Fascinating. I was just wondering if anyone could actually like snap and I personally knew no one until now.
FWIW I’m a long time Kubuntu user and I like it very much. But the snap experience has me on the brink of switching to a different distro.
idk, I’ve been using xubuntu for more than 10 years now, I’m not happy with absolutely everything, but the trouble I do have is definitely less effort to fix than learning a new, more elaborate distro.
So, it’s a pretty good, common denominator, and as long as it keeps working it doesn’t really need to be anything else?
I’m sure there are differences and niches that other distros fulfill better, but until there is a killer feature I’m interested in that only works on a specific distro or works extremely well on a different distro, I don’t see the “push” factor that would make me leave?
(btw, that there is no “report bugs here” button that’s just built into the window manager (besides the -,+,x buttons) and takes me to project home pages or bug trackes is wild to me, on any distro as far as I know. Like they don’t want to interact with users? I don’t get it.)
there’s just no reason to start using it when mint exists
Configuring Kubuntu for my liking is way easier than configuring mint for my liking, and some of that mint configuration is going out of the way to undo things the mint maintainers did intentionally.
Then you chose right! Regarding Ubuntu I have been using it for work VMs and it’s adequate, my current annoyance is that you can’t easily change the UI colours to distinguish different projects, because it’s not the “Ubuntu way”, maybe I’ll find a hack.

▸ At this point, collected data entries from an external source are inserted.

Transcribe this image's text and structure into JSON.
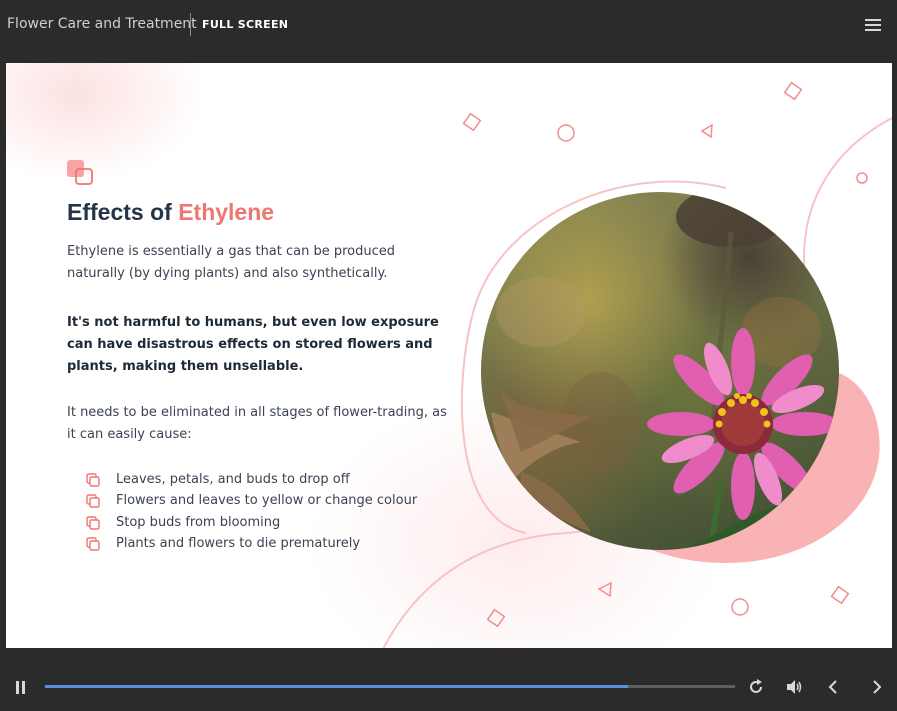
{
  "topbar": {
    "course_title": "Flower Care and Treatment",
    "fullscreen_label": "FULL SCREEN",
    "menu_icon": "hamburger-menu-icon"
  },
  "slide": {
    "heading_prefix": "Effects of ",
    "heading_accent": "Ethylene",
    "paragraph1": "Ethylene is essentially a gas that can be produced naturally (by dying plants) and also synthetically.",
    "paragraph2": "It's not harmful to humans, but even low exposure can have disastrous effects on stored flowers and plants, making them unsellable.",
    "paragraph3": "It needs to be eliminated in all stages of flower-trading, as it can easily cause:",
    "bullets": [
      "Leaves, petals, and buds to drop off",
      "Flowers and leaves to yellow or change colour",
      "Stop buds from blooming",
      "Plants and flowers to die prematurely"
    ],
    "bullet_icon": "copy-squares-icon",
    "image": "zinnia-flower-photo"
  },
  "controls": {
    "progress": 0.845,
    "icons": [
      "pause-icon",
      "replay-icon",
      "volume-icon",
      "chevron-left-icon",
      "chevron-right-icon"
    ]
  },
  "colors": {
    "accent": "#f07470",
    "heading": "#243447",
    "progress": "#5a8fd6",
    "chrome": "#2b2b2b"
  }
}
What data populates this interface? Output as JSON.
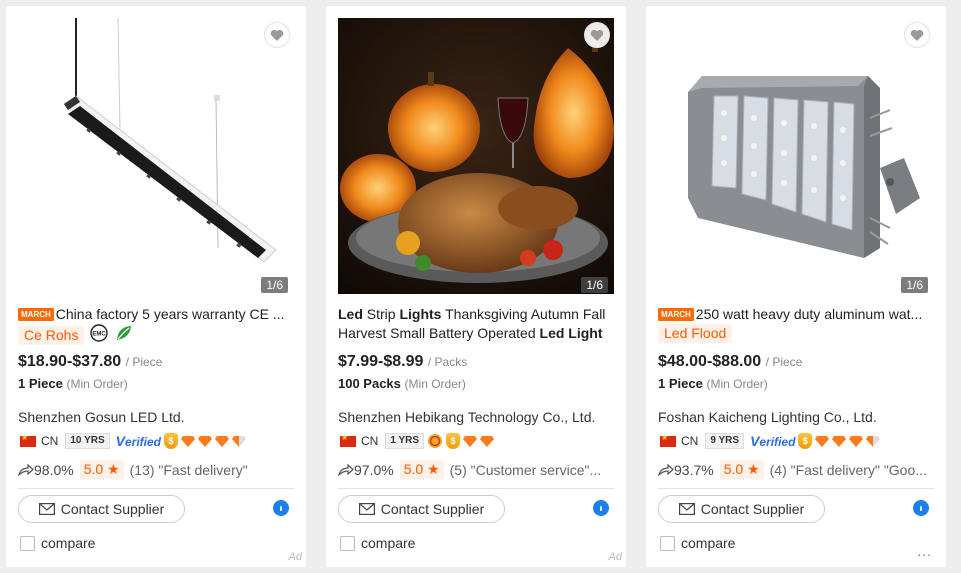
{
  "ui": {
    "image_counter": "1/6",
    "contact_label": "Contact Supplier",
    "compare_label": "compare",
    "ad_label": "Ad",
    "more_label": "...",
    "march_label": "MARCH",
    "verified_label": "erified",
    "verified_v": "V",
    "star_glyph": "★"
  },
  "products": [
    {
      "title": "China factory 5 years warranty CE ...",
      "tags": [
        "Ce Rohs"
      ],
      "cert_icons": [
        "emc-icon",
        "rohs-icon"
      ],
      "price": "$18.90-$37.80",
      "unit": "/ Piece",
      "moq": "1 Piece",
      "moq_note": "(Min Order)",
      "supplier": "Shenzhen Gosun LED Ltd.",
      "country": "CN",
      "years": "10 YRS",
      "response_rate": "98.0%",
      "score": "5.0",
      "review": "(13) \"Fast delivery\""
    },
    {
      "title_parts": [
        "Led",
        " Strip ",
        "Lights",
        " Thanksgiving Autumn Fall Harvest Small Battery Operated ",
        "Led Light"
      ],
      "price": "$7.99-$8.99",
      "unit": "/ Packs",
      "moq": "100 Packs",
      "moq_note": "(Min Order)",
      "supplier": "Shenzhen Hebikang Technology Co., Ltd.",
      "country": "CN",
      "years": "1 YRS",
      "response_rate": "97.0%",
      "score": "5.0",
      "review": "(5) \"Customer service\"..."
    },
    {
      "title": "250 watt heavy duty aluminum wat...",
      "tags": [
        "Led Flood"
      ],
      "price": "$48.00-$88.00",
      "unit": "/ Piece",
      "moq": "1 Piece",
      "moq_note": "(Min Order)",
      "supplier": "Foshan Kaicheng Lighting Co., Ltd.",
      "country": "CN",
      "years": "9 YRS",
      "response_rate": "93.7%",
      "score": "5.0",
      "review": "(4) \"Fast delivery\"  \"Goo..."
    }
  ],
  "colors": {
    "accent": "#ff6a00",
    "tag_bg": "#fff1e8",
    "verified": "#2c6ce0",
    "chat": "#1a7fe8"
  }
}
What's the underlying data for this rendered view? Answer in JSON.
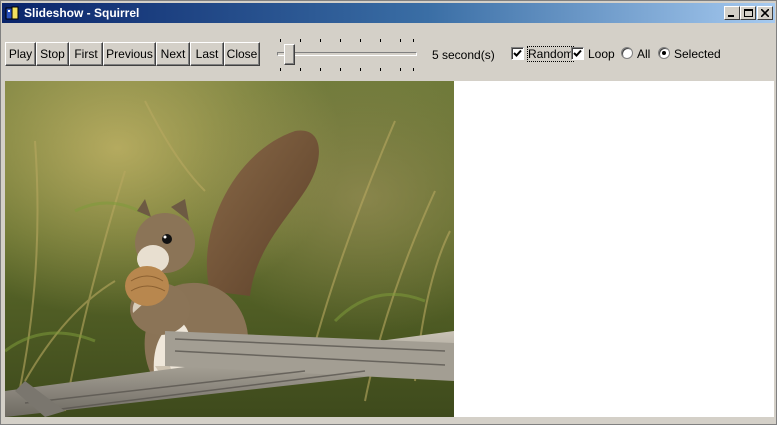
{
  "window": {
    "title": "Slideshow - Squirrel",
    "controls": [
      "minimize",
      "maximize",
      "close"
    ]
  },
  "toolbar": {
    "buttons": [
      {
        "label": "Play"
      },
      {
        "label": "Stop"
      },
      {
        "label": "First"
      },
      {
        "label": "Previous"
      },
      {
        "label": "Next"
      },
      {
        "label": "Last"
      },
      {
        "label": "Close"
      }
    ],
    "interval": {
      "label": "5 second(s)",
      "value_seconds": 5
    },
    "options": {
      "random": {
        "label": "Random",
        "checked": true
      },
      "loop": {
        "label": "Loop",
        "checked": true
      },
      "scope": {
        "options": [
          {
            "label": "All",
            "selected": false
          },
          {
            "label": "Selected",
            "selected": true
          }
        ]
      }
    }
  },
  "image": {
    "subject_icon": "squirrel-photo"
  },
  "colors": {
    "title_start": "#0a246a",
    "title_end": "#a6caf0",
    "face": "#d4d0c8",
    "canvas": "#ffffff"
  }
}
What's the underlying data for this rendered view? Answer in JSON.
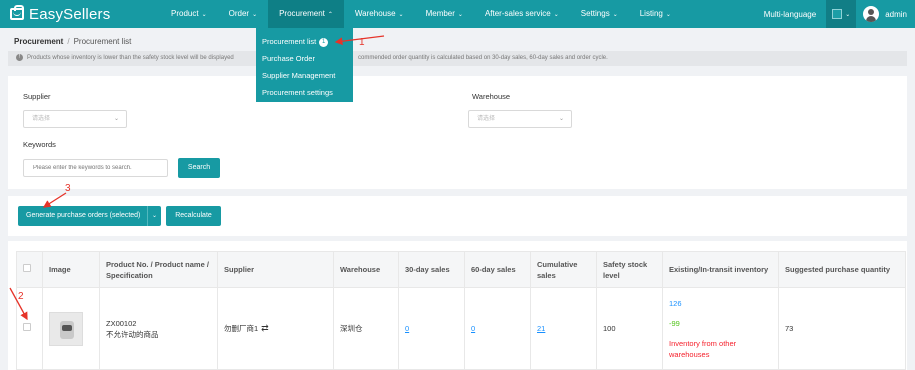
{
  "brand": {
    "name": "EasySellers",
    "accent": "#179aa3"
  },
  "nav": {
    "items": [
      {
        "label": "Product"
      },
      {
        "label": "Order"
      },
      {
        "label": "Procurement"
      },
      {
        "label": "Warehouse"
      },
      {
        "label": "Member"
      },
      {
        "label": "After-sales service"
      },
      {
        "label": "Settings"
      },
      {
        "label": "Listing"
      }
    ],
    "language": "Multi-language",
    "user": "admin"
  },
  "dropdown": {
    "items": [
      {
        "label": "Procurement list",
        "badge": "1"
      },
      {
        "label": "Purchase Order"
      },
      {
        "label": "Supplier Management"
      },
      {
        "label": "Procurement settings"
      }
    ]
  },
  "breadcrumb": {
    "parent": "Procurement",
    "separator": "/",
    "current": "Procurement list"
  },
  "tip": {
    "left": "Products whose inventory is lower than the safety stock level will be displayed",
    "right": "commended order quantity is calculated based on 30-day sales, 60-day sales and order cycle."
  },
  "filter": {
    "supplier_label": "Supplier",
    "supplier_value": "请选择",
    "warehouse_label": "Warehouse",
    "warehouse_value": "请选择",
    "keywords_label": "Keywords",
    "keywords_placeholder": "Please enter the keywords to search.",
    "search_label": "Search"
  },
  "actions": {
    "generate_label": "Generate purchase orders (selected)",
    "recalculate_label": "Recalculate"
  },
  "table": {
    "headers": {
      "image": "Image",
      "product": "Product No. / Product name / Specification",
      "supplier": "Supplier",
      "warehouse": "Warehouse",
      "sales30": "30-day sales",
      "sales60": "60-day sales",
      "cumulative": "Cumulative sales",
      "safety": "Safety stock level",
      "existing": "Existing/In-transit inventory",
      "suggested": "Suggested purchase quantity"
    },
    "rows": [
      {
        "product_no": "ZX00102",
        "product_name": "不允许动的商品",
        "supplier": "勿删厂商1",
        "warehouse": "深圳仓",
        "sales30": "0",
        "sales60": "0",
        "cumulative": "21",
        "safety": "100",
        "existing": "126",
        "in_transit": "-99",
        "other_warehouse": "Inventory from other warehouses",
        "suggested": "73"
      }
    ]
  },
  "annotations": {
    "a1": "1",
    "a2": "2",
    "a3": "3",
    "color": "#e63329"
  }
}
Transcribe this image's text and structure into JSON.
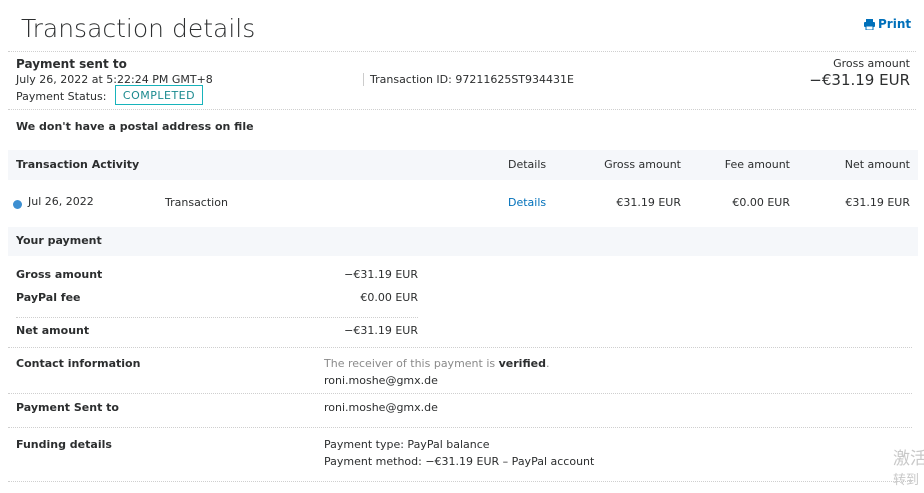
{
  "page": {
    "title": "Transaction details",
    "print_label": "Print"
  },
  "header": {
    "payment_sent_to_label": "Payment sent to",
    "date": "July 26, 2022 at 5:22:24 PM GMT+8",
    "status_label": "Payment Status:",
    "status_value": "COMPLETED",
    "transaction_id": "Transaction ID: 97211625ST934431E",
    "gross_label": "Gross amount",
    "gross_value": "−€31.19 EUR"
  },
  "postal_note": "We don't have a postal address on file",
  "activity": {
    "headers": {
      "title": "Transaction Activity",
      "details": "Details",
      "gross": "Gross amount",
      "fee": "Fee amount",
      "net": "Net amount"
    },
    "row": {
      "date": "Jul 26, 2022",
      "type": "Transaction",
      "details_link": "Details",
      "gross": "€31.19 EUR",
      "fee": "€0.00 EUR",
      "net": "€31.19 EUR"
    }
  },
  "your_payment": {
    "title": "Your payment",
    "gross_label": "Gross amount",
    "gross_value": "−€31.19 EUR",
    "fee_label": "PayPal fee",
    "fee_value": "€0.00 EUR",
    "net_label": "Net amount",
    "net_value": "−€31.19 EUR"
  },
  "contact": {
    "label": "Contact information",
    "verified_prefix": "The receiver of this payment is ",
    "verified_word": "verified",
    "verified_suffix": ".",
    "email": "roni.moshe@gmx.de"
  },
  "sent_to": {
    "label": "Payment Sent to",
    "email": "roni.moshe@gmx.de"
  },
  "funding": {
    "label": "Funding details",
    "type": "Payment type: PayPal balance",
    "method": "Payment method: −€31.19 EUR – PayPal account"
  },
  "watermark": {
    "line1": "激活",
    "line2": "转到"
  },
  "colors": {
    "accent": "#0070ba",
    "status_border": "#17b3bb",
    "dot": "#3d8fd1"
  },
  "icons": {
    "print": "printer-icon",
    "status_dot": "blue-dot"
  }
}
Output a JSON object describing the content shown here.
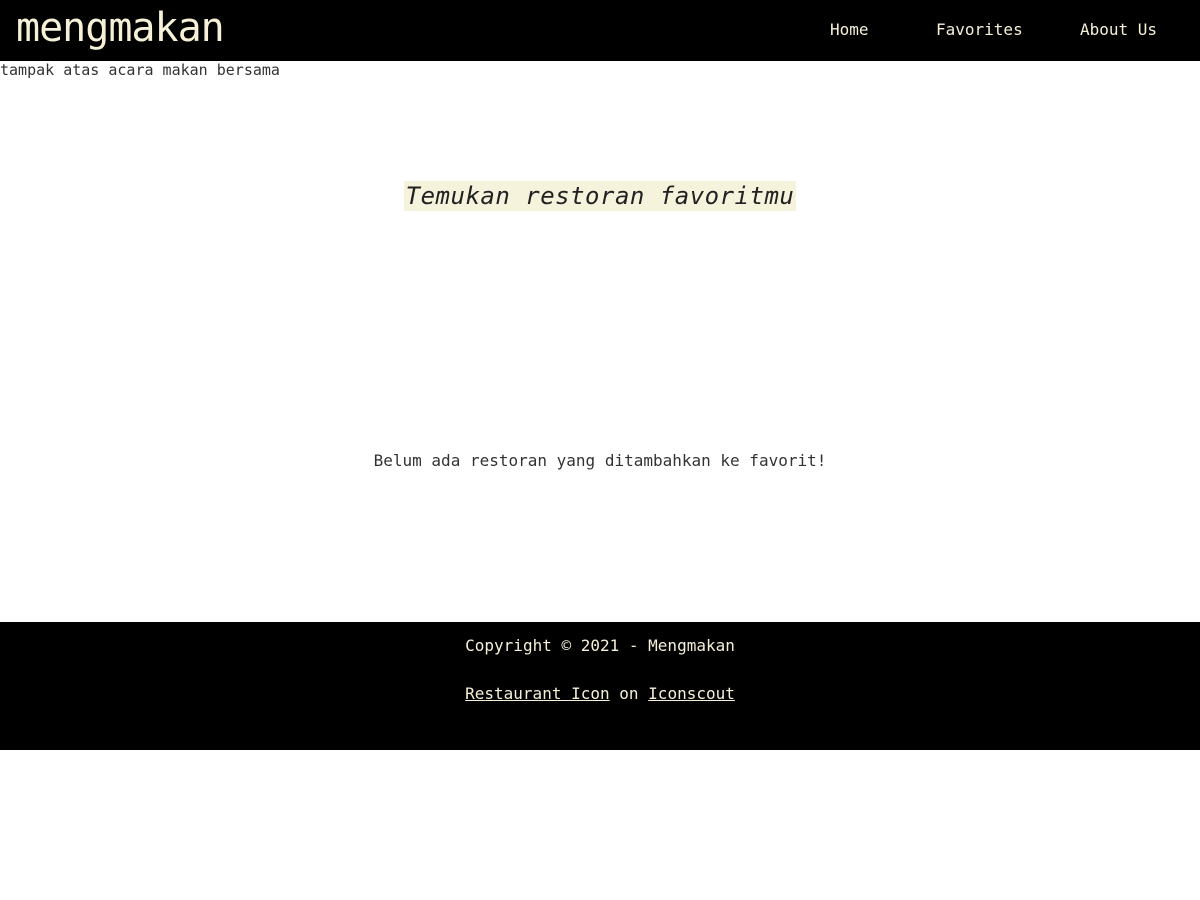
{
  "header": {
    "brand": "mengmakan",
    "nav": {
      "home": "Home",
      "favorites": "Favorites",
      "about": "About Us"
    }
  },
  "hero": {
    "image_alt": "tampak atas acara makan bersama"
  },
  "main": {
    "heading": "Temukan restoran favoritmu",
    "empty_message": "Belum ada restoran yang ditambahkan ke favorit!"
  },
  "footer": {
    "copyright": "Copyright © 2021 - Mengmakan",
    "credit_link_1": "Restaurant Icon",
    "credit_separator": "on",
    "credit_link_2": "Iconscout"
  },
  "colors": {
    "navbar_bg": "#000000",
    "accent_text": "#f5f0d6",
    "heading_highlight": "#f5f3dc"
  }
}
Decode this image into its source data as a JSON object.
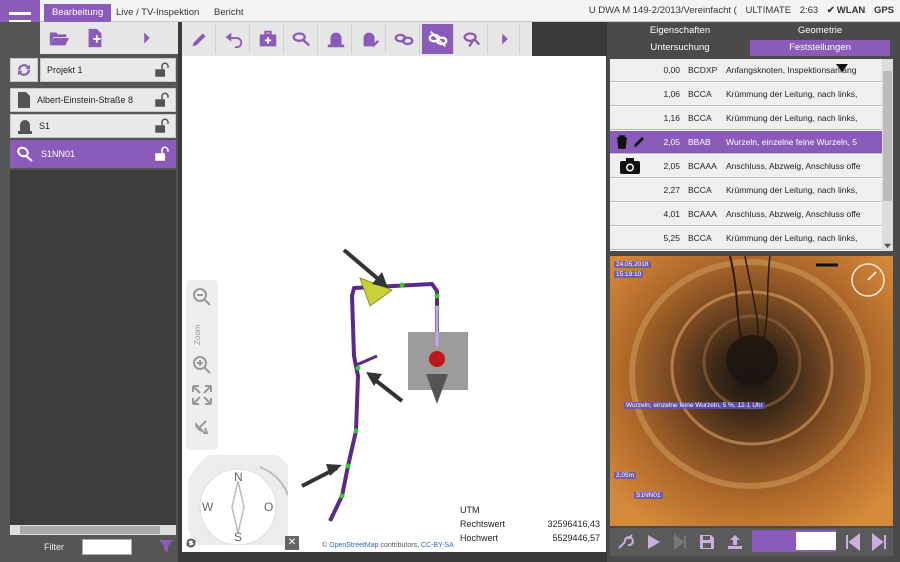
{
  "menu": {
    "tabs": [
      "Bearbeitung",
      "Live / TV-Inspektion",
      "Bericht"
    ],
    "active_tab": 0
  },
  "status": {
    "standard": "U  DWA M 149-2/2013/Vereinfacht (",
    "edition": "ULTIMATE",
    "time": "2:63",
    "wlan": "WLAN",
    "gps": "GPS"
  },
  "project_tree": [
    {
      "label": "Projekt 1",
      "icon": "refresh-icon"
    },
    {
      "label": "Albert-Einstein-Straße 8",
      "icon": "document-icon"
    },
    {
      "label": "S1",
      "icon": "manhole-icon"
    },
    {
      "label": "S1NN01",
      "icon": "pipe-icon",
      "selected": true
    }
  ],
  "filter": {
    "label": "Filter",
    "value": ""
  },
  "map": {
    "zoom_label": "Zoom",
    "compass": {
      "n": "N",
      "w": "W",
      "o": "O",
      "s": "S"
    },
    "utm": {
      "title": "UTM",
      "rechtswert_label": "Rechtswert",
      "rechtswert": "32596416,43",
      "hochwert_label": "Hochwert",
      "hochwert": "5529446,57"
    },
    "attribution": {
      "copy": "©",
      "osm": "OpenStreetMap",
      "contrib": "contributors,",
      "license": "CC-BY-SA"
    }
  },
  "right_tabs": {
    "upper": [
      {
        "label": "Eigenschaften"
      },
      {
        "label": "Geometrie"
      }
    ],
    "lower": [
      {
        "label": "Untersuchung"
      },
      {
        "label": "Feststellungen",
        "active": true
      }
    ]
  },
  "observations": [
    {
      "dist": "0,00",
      "code": "BCDXP",
      "desc": "Anfangsknoten, Inspektionsanfang"
    },
    {
      "dist": "1,06",
      "code": "BCCA",
      "desc": "Krümmung der Leitung, nach links,"
    },
    {
      "dist": "1,16",
      "code": "BCCA",
      "desc": "Krümmung der Leitung, nach links,"
    },
    {
      "dist": "2,05",
      "code": "BBAB",
      "desc": "Wurzeln, einzelne feine Wurzeln, 5",
      "selected": true
    },
    {
      "dist": "2,05",
      "code": "BCAAA",
      "desc": "Anschluss, Abzweig, Anschluss offe",
      "icon": "camera-icon"
    },
    {
      "dist": "2,27",
      "code": "BCCA",
      "desc": "Krümmung der Leitung, nach links,"
    },
    {
      "dist": "4,01",
      "code": "BCAAA",
      "desc": "Anschluss, Abzweig, Anschluss offe"
    },
    {
      "dist": "5,25",
      "code": "BCCA",
      "desc": "Krümmung der Leitung, nach links,"
    }
  ],
  "video": {
    "date": "24.05.2018",
    "time": "15:19:10",
    "caption": "Wurzeln, einzelne feine Wurzeln, 5 %, 12-1 Uhr",
    "distance": "2,05m",
    "section": "S1NN01"
  },
  "colors": {
    "accent": "#8a5bb8",
    "pipe": "#5b2a86"
  }
}
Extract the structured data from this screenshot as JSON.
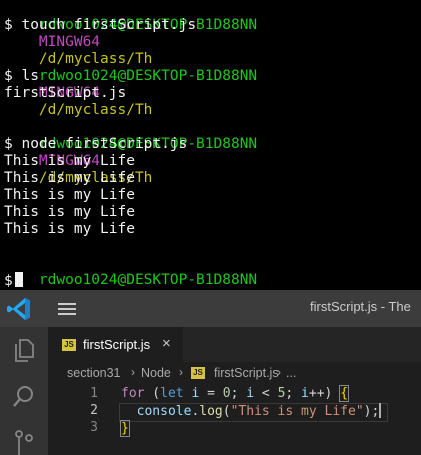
{
  "terminal": {
    "prompt_user": "rdwoo1024@DESKTOP-B1D88NN",
    "prompt_env": "MINGW64",
    "prompt_path": "/d/myclass/Th",
    "commands": [
      "$ touch firstScript.js",
      "$ ls",
      "$ node firstScript.js",
      "$"
    ],
    "ls_output": "firstScript.js",
    "node_output": [
      "This is my Life",
      "This is my Life",
      "This is my Life",
      "This is my Life",
      "This is my Life"
    ]
  },
  "titlebar": {
    "title": "firstScript.js - The"
  },
  "tab": {
    "badge": "JS",
    "label": "firstScript.js",
    "close": "×"
  },
  "breadcrumb": {
    "items": [
      "section31",
      "Node",
      "firstScript.js",
      "..."
    ],
    "separator": "›"
  },
  "editor": {
    "line_numbers": [
      "1",
      "2",
      "3"
    ],
    "lines": {
      "l1": {
        "kw": "for",
        "p1": " (",
        "let": "let",
        "v1": " i",
        "p2": " = ",
        "n1": "0",
        "p3": "; ",
        "v2": "i",
        "p4": " < ",
        "n2": "5",
        "p5": "; ",
        "v3": "i",
        "p6": "++) ",
        "brace": "{"
      },
      "l2": {
        "obj": "console",
        "dot": ".",
        "fn": "log",
        "p1": "(",
        "str": "\"This is my Life\"",
        "p2": ");"
      },
      "l3": {
        "brace": "}"
      }
    }
  },
  "colors": {
    "terminal_user": "#1ec71e",
    "terminal_env": "#c248c2",
    "terminal_path": "#c7c31a",
    "vscode_accent": "#007acc",
    "js_badge": "#d6c343"
  }
}
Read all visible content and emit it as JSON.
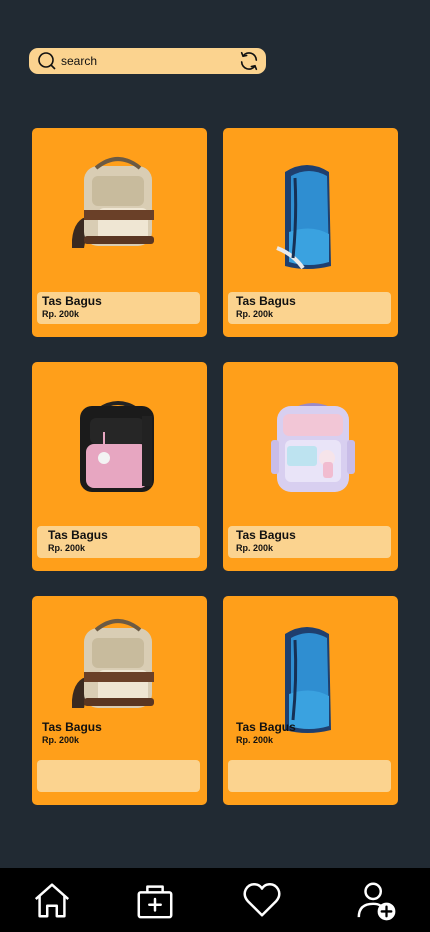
{
  "search": {
    "placeholder": "search",
    "icon": "search-icon",
    "refresh_icon": "refresh-icon"
  },
  "products": [
    {
      "name": "Tas Bagus",
      "price": "Rp. 200k",
      "bag": "beige"
    },
    {
      "name": "Tas Bagus",
      "price": "Rp. 200k",
      "bag": "blue"
    },
    {
      "name": "Tas Bagus",
      "price": "Rp. 200k",
      "bag": "pink-black"
    },
    {
      "name": "Tas Bagus",
      "price": "Rp. 200k",
      "bag": "lilac"
    },
    {
      "name": "Tas Bagus",
      "price": "Rp. 200k",
      "bag": "beige"
    },
    {
      "name": "Tas Bagus",
      "price": "Rp. 200k",
      "bag": "blue"
    }
  ],
  "nav": {
    "items": [
      "home-icon",
      "medical-bag-icon",
      "heart-icon",
      "add-user-icon"
    ]
  },
  "colors": {
    "background": "#212a33",
    "card": "#ff9f1a",
    "info_panel": "#fbd38f",
    "navbar": "#000000"
  }
}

Mint not officially shipping with KDE is a source of my personal frustration. Would have checked it out more thoroughly otherwise.
Wayland
true
what do you actually need Wayland for though? waydroid is the only one i can think of
I have 2 monitors at different refresh rates
same and never had an issue with x11. two monitors at different resolutions and different refresh rates.
You haven’t noticed the issue then. X11 tends to run everything at the lowest common denominator, and doesn’t allow per-monitor scaling.
(I didn’t downvote you, just fyi, don’t know why someone would)
I personally have no issues with x11 if i’m using just one monitor, but if I use two or more I have nothing but issues. I am a tired sysadmin and don’t want to fight my personal equipment at home.